To be sure, China does have certain concerns associated with instability in Rakhine state. China’s top two investment projects in Myanmar are situated in Rakhine state, namely the Sino-Myanmar oil and gas pipelines and the Kyaukphyu Special Economic Zone (SEZ). Both carry special strategic importance in terms of energy security and access to the Indian Ocean, respectively.
However, both projects are located further south in Rakhine state, far removed from the northern townships that border Bangladesh where the violence has spiraled. While the crisis no doubt affects the area’s overall investment environment and security situation, the immediate threat of attacks on Chinese projects is extremely low.
The Rohingya issue has also raised China’s anxiety about the spread of radical Islam to China from Myanmar, and its convergence with China’s own radicalized minority Muslims.
It is an area where China and Myanmar’s security forces have recently closely cooperated. While the growing Rohingya population in China’s neighboring Yunnan province raises certain concerns of communal instability, linkages between the Rohingya and Islamic State-linked Uyghur militants remain elusive at this stage.
Although international observers have called for China to up its pressure on Myanmar, Beijing is unlikely to do so. This is not just due to China’s non-interference principle or political expediency, but also to its significantly different understanding of Myanmar’s internal politics and how best to play them to maximize its benefits.
For China, it is unlikely that Suu Kyi and her government will change their position on the Rohingya issue at the cost of domestic popularity. And to impose punitive measures or threats on the military is unlikely to change its behavior, and instead could tip a delicate domestic power balance which is now clearly working in China’s favor.
While China’s frustration with the Myanmar military has grown significantly in recent years, it is more likely to resort to indirect pressure than coercion to make political points. This is particularly true when attacks by the Myanmar military pose a direct threat to China’s interests, including in border areas where refugees could flow across the Chinese border and cause instability in its hinterlands.
China flexed its muscles when it proposed to help mediate a ceasefire to the ethnic conflicts in Shan and Kachin states. Significantly, that offer was conveyed last year during Min Aung Hlaing’s visit to China. The Rohingya crisis has also given China a testing ground for its international mediation through communications, persuasion and coordination between Myanmar and Bangladesh.
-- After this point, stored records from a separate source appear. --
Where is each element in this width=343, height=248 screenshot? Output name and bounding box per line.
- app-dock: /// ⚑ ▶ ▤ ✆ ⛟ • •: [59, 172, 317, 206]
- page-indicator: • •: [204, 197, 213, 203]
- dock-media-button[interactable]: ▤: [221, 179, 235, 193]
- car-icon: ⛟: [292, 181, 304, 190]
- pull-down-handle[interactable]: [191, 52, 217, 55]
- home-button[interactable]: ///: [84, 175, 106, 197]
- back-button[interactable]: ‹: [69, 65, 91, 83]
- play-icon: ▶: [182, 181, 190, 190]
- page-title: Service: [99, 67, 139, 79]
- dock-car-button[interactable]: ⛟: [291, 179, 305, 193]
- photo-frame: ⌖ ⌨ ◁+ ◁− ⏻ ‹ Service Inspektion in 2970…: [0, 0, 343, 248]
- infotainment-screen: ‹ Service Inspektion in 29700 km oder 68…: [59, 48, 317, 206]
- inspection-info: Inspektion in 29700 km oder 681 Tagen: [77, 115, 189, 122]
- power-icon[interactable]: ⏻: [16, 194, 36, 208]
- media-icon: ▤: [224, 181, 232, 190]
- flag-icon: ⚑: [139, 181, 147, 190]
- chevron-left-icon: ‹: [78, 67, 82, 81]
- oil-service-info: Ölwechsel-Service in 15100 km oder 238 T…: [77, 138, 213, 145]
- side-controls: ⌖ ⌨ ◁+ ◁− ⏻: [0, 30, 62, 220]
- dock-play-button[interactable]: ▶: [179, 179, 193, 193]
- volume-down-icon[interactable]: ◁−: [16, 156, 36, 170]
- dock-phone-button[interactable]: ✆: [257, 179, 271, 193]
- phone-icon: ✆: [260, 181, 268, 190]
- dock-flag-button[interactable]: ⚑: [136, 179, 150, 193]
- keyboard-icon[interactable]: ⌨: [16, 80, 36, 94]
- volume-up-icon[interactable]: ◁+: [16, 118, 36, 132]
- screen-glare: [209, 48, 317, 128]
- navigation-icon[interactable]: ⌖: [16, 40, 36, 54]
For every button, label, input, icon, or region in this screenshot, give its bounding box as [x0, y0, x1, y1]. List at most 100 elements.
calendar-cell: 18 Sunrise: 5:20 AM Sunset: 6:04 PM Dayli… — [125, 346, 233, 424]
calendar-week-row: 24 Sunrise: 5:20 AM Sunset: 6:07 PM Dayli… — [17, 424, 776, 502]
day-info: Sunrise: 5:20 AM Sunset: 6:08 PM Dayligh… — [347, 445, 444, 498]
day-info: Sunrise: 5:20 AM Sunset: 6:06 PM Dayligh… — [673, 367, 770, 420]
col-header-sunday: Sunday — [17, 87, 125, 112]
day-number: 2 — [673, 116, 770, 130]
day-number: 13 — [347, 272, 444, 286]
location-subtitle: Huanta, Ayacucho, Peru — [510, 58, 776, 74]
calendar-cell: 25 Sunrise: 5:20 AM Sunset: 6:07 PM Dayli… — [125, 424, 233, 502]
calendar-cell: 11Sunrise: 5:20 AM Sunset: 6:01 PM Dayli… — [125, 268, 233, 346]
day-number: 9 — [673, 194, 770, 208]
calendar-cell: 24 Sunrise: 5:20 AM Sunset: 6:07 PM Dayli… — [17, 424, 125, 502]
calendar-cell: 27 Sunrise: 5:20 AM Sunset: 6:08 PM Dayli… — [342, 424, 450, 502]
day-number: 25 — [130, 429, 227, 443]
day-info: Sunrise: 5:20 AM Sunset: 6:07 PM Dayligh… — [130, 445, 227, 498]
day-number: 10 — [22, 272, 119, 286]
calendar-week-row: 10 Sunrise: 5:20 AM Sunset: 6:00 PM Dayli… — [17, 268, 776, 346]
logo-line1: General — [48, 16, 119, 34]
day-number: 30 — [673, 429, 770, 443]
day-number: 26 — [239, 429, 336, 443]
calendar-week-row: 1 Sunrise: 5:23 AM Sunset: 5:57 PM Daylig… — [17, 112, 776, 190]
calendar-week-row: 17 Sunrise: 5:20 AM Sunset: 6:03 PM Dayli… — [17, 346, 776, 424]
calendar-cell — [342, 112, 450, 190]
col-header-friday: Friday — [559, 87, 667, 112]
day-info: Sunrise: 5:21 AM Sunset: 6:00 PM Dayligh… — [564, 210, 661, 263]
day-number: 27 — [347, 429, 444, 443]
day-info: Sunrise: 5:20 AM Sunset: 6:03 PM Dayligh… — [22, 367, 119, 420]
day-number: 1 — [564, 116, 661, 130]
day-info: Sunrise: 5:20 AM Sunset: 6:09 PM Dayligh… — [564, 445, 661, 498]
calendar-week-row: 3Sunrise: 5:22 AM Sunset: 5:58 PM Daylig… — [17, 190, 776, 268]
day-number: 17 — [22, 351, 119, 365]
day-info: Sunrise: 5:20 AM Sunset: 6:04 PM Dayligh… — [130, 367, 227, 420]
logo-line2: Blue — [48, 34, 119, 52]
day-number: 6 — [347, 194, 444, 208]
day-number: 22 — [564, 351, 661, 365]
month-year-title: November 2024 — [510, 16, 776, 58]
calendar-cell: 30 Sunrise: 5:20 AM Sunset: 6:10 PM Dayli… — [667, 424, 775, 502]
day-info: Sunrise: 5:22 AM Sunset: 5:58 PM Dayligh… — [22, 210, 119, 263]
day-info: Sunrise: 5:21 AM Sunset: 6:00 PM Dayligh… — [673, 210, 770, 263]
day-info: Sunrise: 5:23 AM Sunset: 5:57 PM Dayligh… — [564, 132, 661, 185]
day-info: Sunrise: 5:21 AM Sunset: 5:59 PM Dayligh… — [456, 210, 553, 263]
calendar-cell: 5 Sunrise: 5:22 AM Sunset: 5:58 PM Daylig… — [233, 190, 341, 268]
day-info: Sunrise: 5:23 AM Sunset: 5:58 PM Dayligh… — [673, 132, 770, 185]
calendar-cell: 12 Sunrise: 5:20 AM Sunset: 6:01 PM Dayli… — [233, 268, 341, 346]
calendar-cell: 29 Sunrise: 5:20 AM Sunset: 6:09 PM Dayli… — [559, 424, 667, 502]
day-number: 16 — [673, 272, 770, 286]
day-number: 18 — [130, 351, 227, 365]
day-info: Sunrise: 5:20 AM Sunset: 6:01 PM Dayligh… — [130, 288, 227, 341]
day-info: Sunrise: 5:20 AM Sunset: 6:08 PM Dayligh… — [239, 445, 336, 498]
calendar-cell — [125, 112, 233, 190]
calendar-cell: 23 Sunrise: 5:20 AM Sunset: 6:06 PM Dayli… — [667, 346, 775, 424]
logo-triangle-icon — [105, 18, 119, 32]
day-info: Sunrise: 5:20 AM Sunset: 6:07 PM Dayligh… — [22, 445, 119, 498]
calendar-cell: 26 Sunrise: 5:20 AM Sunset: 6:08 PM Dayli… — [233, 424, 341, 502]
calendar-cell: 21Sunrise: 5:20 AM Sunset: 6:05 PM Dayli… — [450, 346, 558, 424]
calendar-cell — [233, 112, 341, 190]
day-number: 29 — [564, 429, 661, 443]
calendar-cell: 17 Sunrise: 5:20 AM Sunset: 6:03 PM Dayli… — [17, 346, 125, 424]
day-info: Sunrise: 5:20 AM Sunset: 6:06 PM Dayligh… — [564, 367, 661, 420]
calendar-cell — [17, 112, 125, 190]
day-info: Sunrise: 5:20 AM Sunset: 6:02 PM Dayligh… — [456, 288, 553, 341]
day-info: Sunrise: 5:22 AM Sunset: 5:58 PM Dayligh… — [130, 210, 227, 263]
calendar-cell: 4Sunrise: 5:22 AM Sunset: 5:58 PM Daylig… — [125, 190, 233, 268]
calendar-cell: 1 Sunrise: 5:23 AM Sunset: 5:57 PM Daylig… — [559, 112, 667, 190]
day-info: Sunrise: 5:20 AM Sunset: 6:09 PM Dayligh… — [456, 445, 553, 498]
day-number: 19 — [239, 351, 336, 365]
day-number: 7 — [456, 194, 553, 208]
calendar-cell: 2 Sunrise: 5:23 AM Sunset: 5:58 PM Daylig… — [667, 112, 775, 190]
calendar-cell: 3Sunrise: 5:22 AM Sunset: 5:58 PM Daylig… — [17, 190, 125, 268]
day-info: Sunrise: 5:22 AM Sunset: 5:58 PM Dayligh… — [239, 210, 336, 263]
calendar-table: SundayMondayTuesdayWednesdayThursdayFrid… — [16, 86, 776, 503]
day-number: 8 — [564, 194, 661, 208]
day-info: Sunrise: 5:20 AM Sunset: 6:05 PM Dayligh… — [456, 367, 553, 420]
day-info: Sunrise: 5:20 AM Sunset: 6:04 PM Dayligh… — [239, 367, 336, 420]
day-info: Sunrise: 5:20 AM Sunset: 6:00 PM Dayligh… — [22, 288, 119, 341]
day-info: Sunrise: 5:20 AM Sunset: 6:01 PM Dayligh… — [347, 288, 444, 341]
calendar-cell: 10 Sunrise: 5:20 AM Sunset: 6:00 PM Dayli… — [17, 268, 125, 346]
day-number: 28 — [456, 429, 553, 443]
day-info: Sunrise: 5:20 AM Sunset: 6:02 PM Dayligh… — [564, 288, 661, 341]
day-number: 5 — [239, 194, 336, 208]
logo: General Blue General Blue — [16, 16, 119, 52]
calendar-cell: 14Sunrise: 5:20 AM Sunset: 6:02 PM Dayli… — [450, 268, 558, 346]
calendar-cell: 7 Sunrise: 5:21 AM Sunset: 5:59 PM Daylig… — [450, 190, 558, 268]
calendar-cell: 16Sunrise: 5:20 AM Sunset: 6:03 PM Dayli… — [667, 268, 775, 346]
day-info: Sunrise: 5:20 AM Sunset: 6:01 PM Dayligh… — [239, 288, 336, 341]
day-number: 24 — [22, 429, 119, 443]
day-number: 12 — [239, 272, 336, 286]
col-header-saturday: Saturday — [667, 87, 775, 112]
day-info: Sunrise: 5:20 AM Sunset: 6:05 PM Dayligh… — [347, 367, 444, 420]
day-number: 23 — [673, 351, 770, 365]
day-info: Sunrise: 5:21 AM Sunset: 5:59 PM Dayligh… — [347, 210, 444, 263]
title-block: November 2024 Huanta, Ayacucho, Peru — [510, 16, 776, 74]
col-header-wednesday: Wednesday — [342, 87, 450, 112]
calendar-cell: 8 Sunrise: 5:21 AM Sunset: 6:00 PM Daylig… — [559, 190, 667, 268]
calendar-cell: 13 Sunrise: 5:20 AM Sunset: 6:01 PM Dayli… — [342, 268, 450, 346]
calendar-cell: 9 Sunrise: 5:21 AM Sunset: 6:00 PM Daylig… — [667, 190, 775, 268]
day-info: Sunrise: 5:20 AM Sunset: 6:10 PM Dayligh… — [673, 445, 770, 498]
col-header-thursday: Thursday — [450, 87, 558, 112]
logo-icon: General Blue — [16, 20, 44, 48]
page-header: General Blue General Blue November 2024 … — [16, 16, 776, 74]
China claims to have been instrumental in forging the agreement between the two sides on repatriating the Rohingya, though many observers are skeptical Beijing played a decisive role. The Rohingya crisis has shown, however, that China is making different calculations and applying different philosophies to the crisis than its more critical Western counterparts.
China offers an alternative to Myanmar which could have a major impact on how the Rohingya issue is ultimately handled and resolved. The expansion of Chinese influence in Myanmar through the Rohingya crisis has subtly changed the landscape of foreign competition in the country, reversing some of the recent trends where the West had stolen a march.
The sustainability of that reversal remains to be seen, but so far China has astutely leveraged the humanitarian crisis into a diplomatic opportunity.